In general, latent variables must be used with caution. Our constructs for treatment and the PPE appear reasonable, however, because of the strength of the path coefficients connecting treatment to intervention and dose and connecting the PPE to patient perception of the interaction with the chiropractor. In addition, we wanted to make an assessment of whether expectancy or PPE could provide alternative explanations for treatment effects. This would have been the indication if treatment effects had vanished when these factors were included in the model, and the only way to test this was to include treatment effects.

It must also be emphasized that our findings are only applicable to studies of efficacy where the PPE and associated expectations are considered confounders to be controlled. In other study designs, nonspecific effects are considered beneficial to the patient and considered a component of the therapy under investigation. These include, for example, studies of efficacy of whole systems and effectiveness of real-world practice. The design of these studies may avoid suppression of the influence of the PPE or even seek to enhance it. The path coefficients connected the PPE to outcomes would be expected to be significantly larger for these study designs.


Several expected relationships were found supporting confidence that the analysis contains no serious bias in estimating the effects of baseline or treatment on outcomes. There was evidence for a coherent PPE variable, as judged by the patient. There was indication that successful treatment leads to increased expectation of further benefit. There was no evidence for strong consistent effects of either patient expectation or patient assessment of patient-practitioner encounter on the reported CGH pain improvement and number of headaches. On the basis of an elaborate structural equation model, in a relatively small sample, we did not find that either expectation or patient-practitioner encounter effects on outcomes provide better explanations than are provided by the effects of balanced treatment assignments.
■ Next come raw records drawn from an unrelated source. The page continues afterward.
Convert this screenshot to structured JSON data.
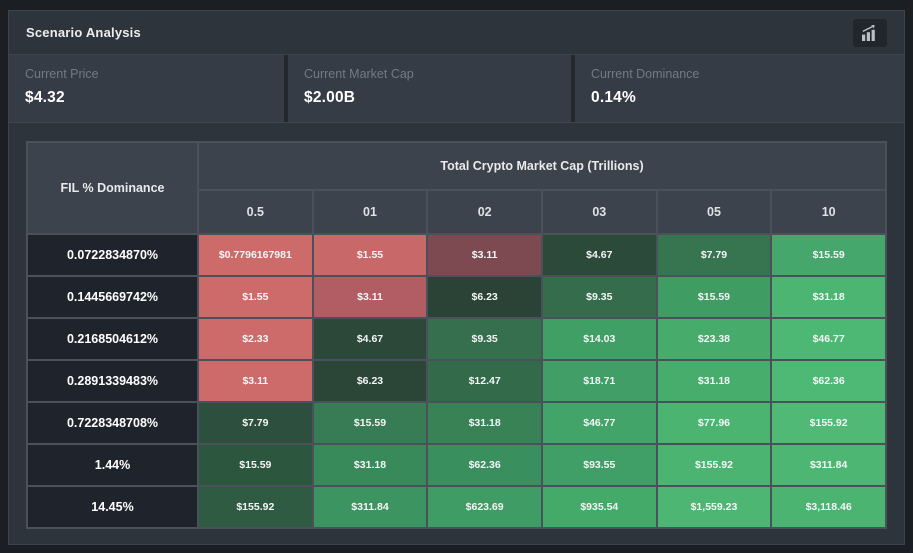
{
  "panel": {
    "title": "Scenario Analysis",
    "icon": "bar-chart-trending-up-icon"
  },
  "stats": [
    {
      "label": "Current Price",
      "value": "$4.32"
    },
    {
      "label": "Current Market Cap",
      "value": "$2.00B"
    },
    {
      "label": "Current Dominance",
      "value": "0.14%"
    }
  ],
  "table": {
    "corner_header": "FIL % Dominance",
    "group_header": "Total Crypto Market Cap (Trillions)",
    "columns": [
      "0.5",
      "01",
      "02",
      "03",
      "05",
      "10"
    ],
    "rows": [
      {
        "label": "0.0722834870%",
        "cells": [
          {
            "value": "$0.7796167981",
            "color": "#cd6b6b"
          },
          {
            "value": "$1.55",
            "color": "#c96868"
          },
          {
            "value": "$3.11",
            "color": "#7d4a52"
          },
          {
            "value": "$4.67",
            "color": "#2b4a39"
          },
          {
            "value": "$7.79",
            "color": "#36754f"
          },
          {
            "value": "$15.59",
            "color": "#45a76b"
          }
        ]
      },
      {
        "label": "0.1445669742%",
        "cells": [
          {
            "value": "$1.55",
            "color": "#cd6b6b"
          },
          {
            "value": "$3.11",
            "color": "#b25d63"
          },
          {
            "value": "$6.23",
            "color": "#2a4336"
          },
          {
            "value": "$9.35",
            "color": "#356d4c"
          },
          {
            "value": "$15.59",
            "color": "#3f9c63"
          },
          {
            "value": "$31.18",
            "color": "#4bb571"
          }
        ]
      },
      {
        "label": "0.2168504612%",
        "cells": [
          {
            "value": "$2.33",
            "color": "#cd6b6b"
          },
          {
            "value": "$4.67",
            "color": "#2b4839"
          },
          {
            "value": "$9.35",
            "color": "#356f4d"
          },
          {
            "value": "$14.03",
            "color": "#3f9f64"
          },
          {
            "value": "$23.38",
            "color": "#47ab6c"
          },
          {
            "value": "$46.77",
            "color": "#4db873"
          }
        ]
      },
      {
        "label": "0.2891339483%",
        "cells": [
          {
            "value": "$3.11",
            "color": "#cd6b6b"
          },
          {
            "value": "$6.23",
            "color": "#2b4537"
          },
          {
            "value": "$12.47",
            "color": "#336a4a"
          },
          {
            "value": "$18.71",
            "color": "#419e66"
          },
          {
            "value": "$31.18",
            "color": "#47ad6d"
          },
          {
            "value": "$62.36",
            "color": "#4eb974"
          }
        ]
      },
      {
        "label": "0.7228348708%",
        "cells": [
          {
            "value": "$7.79",
            "color": "#2d4f3d"
          },
          {
            "value": "$15.59",
            "color": "#377c54"
          },
          {
            "value": "$31.18",
            "color": "#388256"
          },
          {
            "value": "$46.77",
            "color": "#42a468"
          },
          {
            "value": "$77.96",
            "color": "#4bb471"
          },
          {
            "value": "$155.92",
            "color": "#4fb975"
          }
        ]
      },
      {
        "label": "1.44%",
        "cells": [
          {
            "value": "$15.59",
            "color": "#2d563f"
          },
          {
            "value": "$31.18",
            "color": "#398a5b"
          },
          {
            "value": "$62.36",
            "color": "#3a8f5e"
          },
          {
            "value": "$93.55",
            "color": "#3f9f66"
          },
          {
            "value": "$155.92",
            "color": "#4bb471"
          },
          {
            "value": "$311.84",
            "color": "#4db673"
          }
        ]
      },
      {
        "label": "14.45%",
        "cells": [
          {
            "value": "$155.92",
            "color": "#2e5b42"
          },
          {
            "value": "$311.84",
            "color": "#3c9560"
          },
          {
            "value": "$623.69",
            "color": "#3e9c64"
          },
          {
            "value": "$935.54",
            "color": "#43aa6a"
          },
          {
            "value": "$1,559.23",
            "color": "#4cb672"
          },
          {
            "value": "$3,118.46",
            "color": "#4bb471"
          }
        ]
      }
    ]
  },
  "colors": {
    "page_bg": "#1b1f24",
    "panel_bg": "#2e343c",
    "panel_border": "#3d444c",
    "table_border": "#4a515a",
    "header_cell_bg": "#3d434c",
    "row_label_bg": "#1f242c",
    "stat_box_bg": "#363c45",
    "red_bright": "#cd6b6b",
    "green_bright": "#4bb471"
  }
}
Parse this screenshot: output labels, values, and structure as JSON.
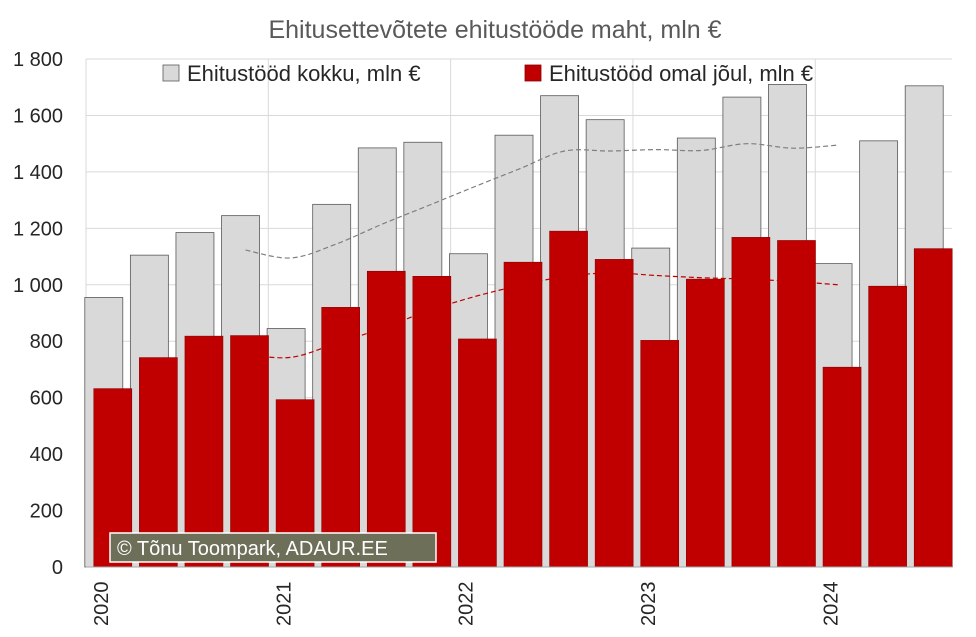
{
  "chart_data": {
    "type": "bar",
    "title": "Ehitusettevõtete ehitustööde maht, mln €",
    "xlabel": "",
    "ylabel": "",
    "ylim": [
      0,
      1800
    ],
    "yticks": [
      0,
      200,
      400,
      600,
      800,
      1000,
      1200,
      1400,
      1600,
      1800
    ],
    "ytick_labels": [
      "0",
      "200",
      "400",
      "600",
      "800",
      "1 000",
      "1 200",
      "1 400",
      "1 600",
      "1 800"
    ],
    "grid": true,
    "legend_position": "top",
    "categories": [
      "2020 Q1",
      "2020 Q2",
      "2020 Q3",
      "2020 Q4",
      "2021 Q1",
      "2021 Q2",
      "2021 Q3",
      "2021 Q4",
      "2022 Q1",
      "2022 Q2",
      "2022 Q3",
      "2022 Q4",
      "2023 Q1",
      "2023 Q2",
      "2023 Q3",
      "2023 Q4",
      "2024 Q1",
      "2024 Q2",
      "2024 Q3"
    ],
    "year_labels": [
      "2020",
      "2021",
      "2022",
      "2023",
      "2024"
    ],
    "series": [
      {
        "name": "Ehitustööd kokku, mln €",
        "color": "#d9d9d9",
        "values": [
          955,
          1105,
          1185,
          1245,
          845,
          1285,
          1485,
          1505,
          1110,
          1530,
          1670,
          1585,
          1130,
          1520,
          1665,
          1710,
          1075,
          1510,
          1705
        ]
      },
      {
        "name": "Ehitustööd omal jõul, mln €",
        "color": "#c00000",
        "values": [
          632,
          742,
          818,
          820,
          593,
          920,
          1048,
          1030,
          808,
          1080,
          1190,
          1090,
          803,
          1020,
          1168,
          1157,
          708,
          995,
          1128
        ]
      }
    ],
    "trend_lines": [
      {
        "series": "Ehitustööd kokku, mln €",
        "color": "#7f7f7f",
        "values": [
          null,
          null,
          null,
          1123,
          1095,
          1145,
          1215,
          1280,
          1346,
          1410,
          1474,
          1474,
          1479,
          1476,
          1500,
          1484,
          1495,
          null,
          null
        ]
      },
      {
        "series": "Ehitustööd omal jõul, mln €",
        "color": "#c00000",
        "values": [
          null,
          null,
          null,
          753,
          743,
          793,
          846,
          907,
          957,
          997,
          1029,
          1042,
          1033,
          1025,
          1020,
          1012,
          1000,
          null,
          null
        ]
      }
    ]
  },
  "credit": {
    "text": "© Tõnu Toompark, ADAUR.EE"
  }
}
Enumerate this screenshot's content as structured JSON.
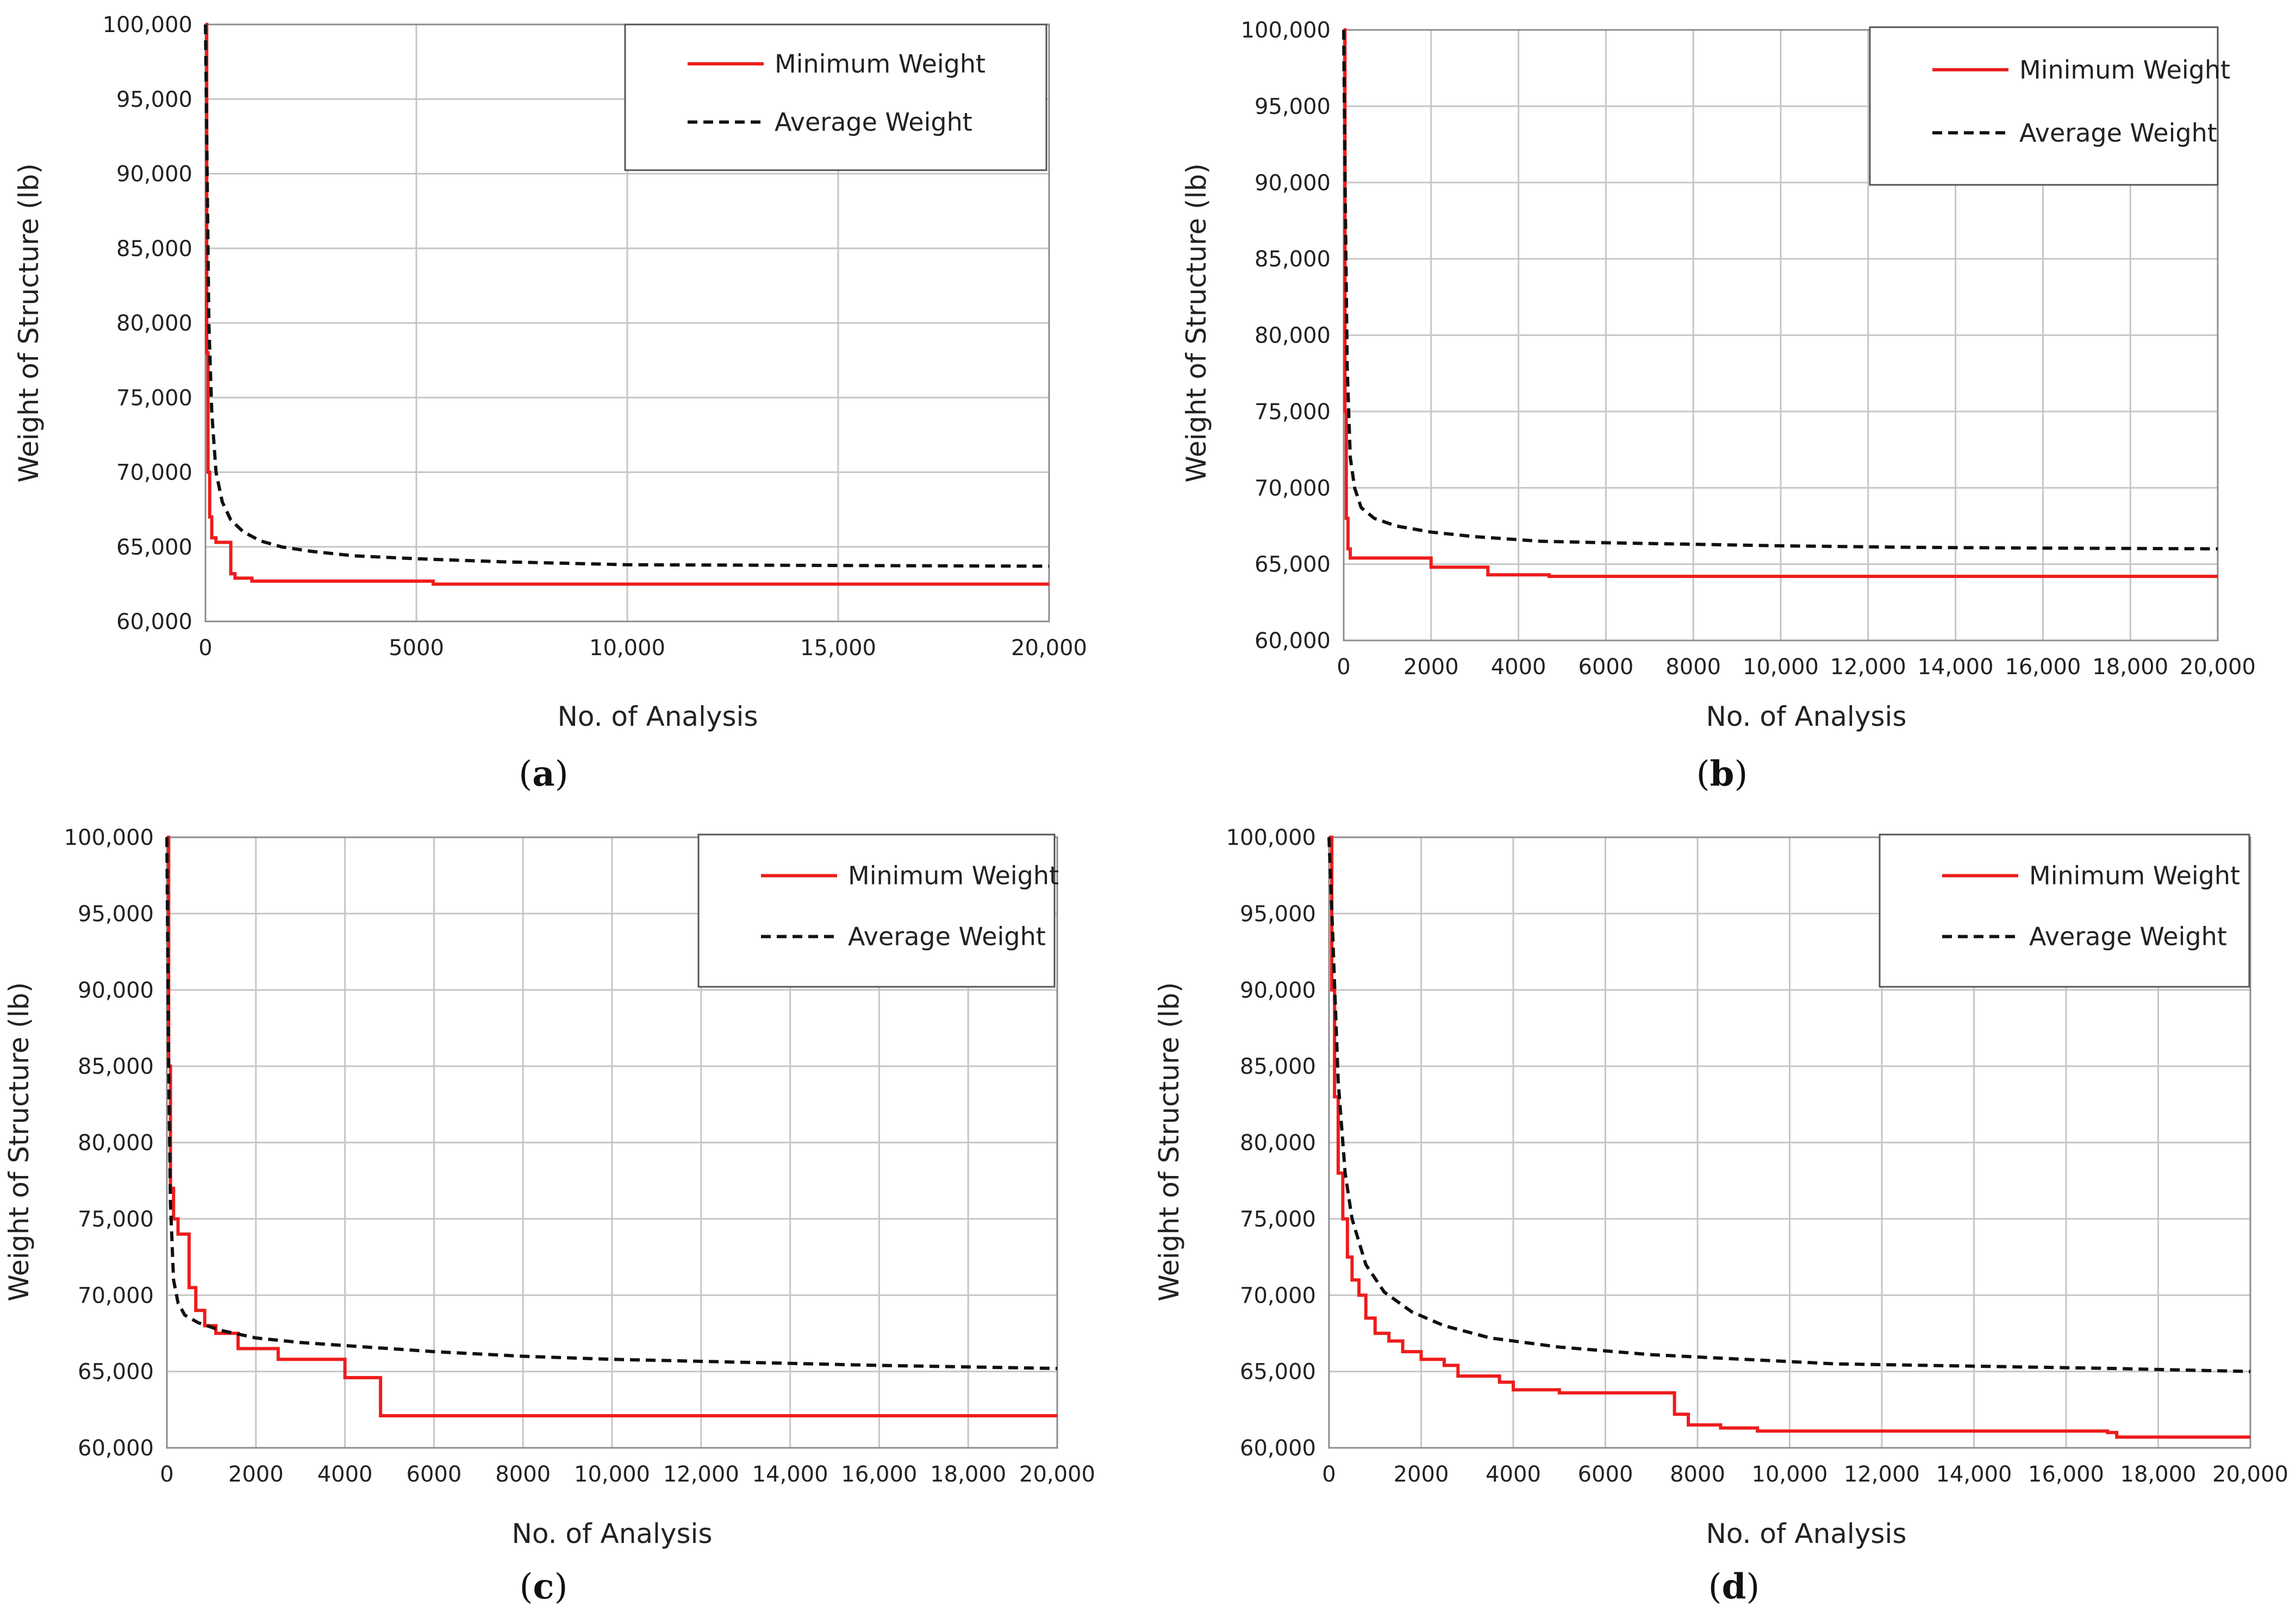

Clearly, blinding is often not possible in efficacy and relative efficacy studies seeking to evaluate the independent effects of a single component of care (such as SMT). It is therefore important to control the effects of the patient-provider interaction on study outcomes to help optimize study internal validity. It appears that equipoise by the same providers across intervention types can be accomplished. It also appears that it is possible to reduce the confounding effect of the PPE to a relatively small proportion of the treatment effect found for the interventions under study. A challenging methodological issue that remains is determining to what extent equipoise in the PPE across treatment arms can serve as a surrogate for double blinding in randomized controlled trials.

Funding Sources and Potential Conflicts of Interest

No conflicts of interest were reported for this study. This study was supported by the National Center for Complementary and Alternative Medicine, National Institutes of Health, Department of Health and Human Services (grant no. R21 AT002324).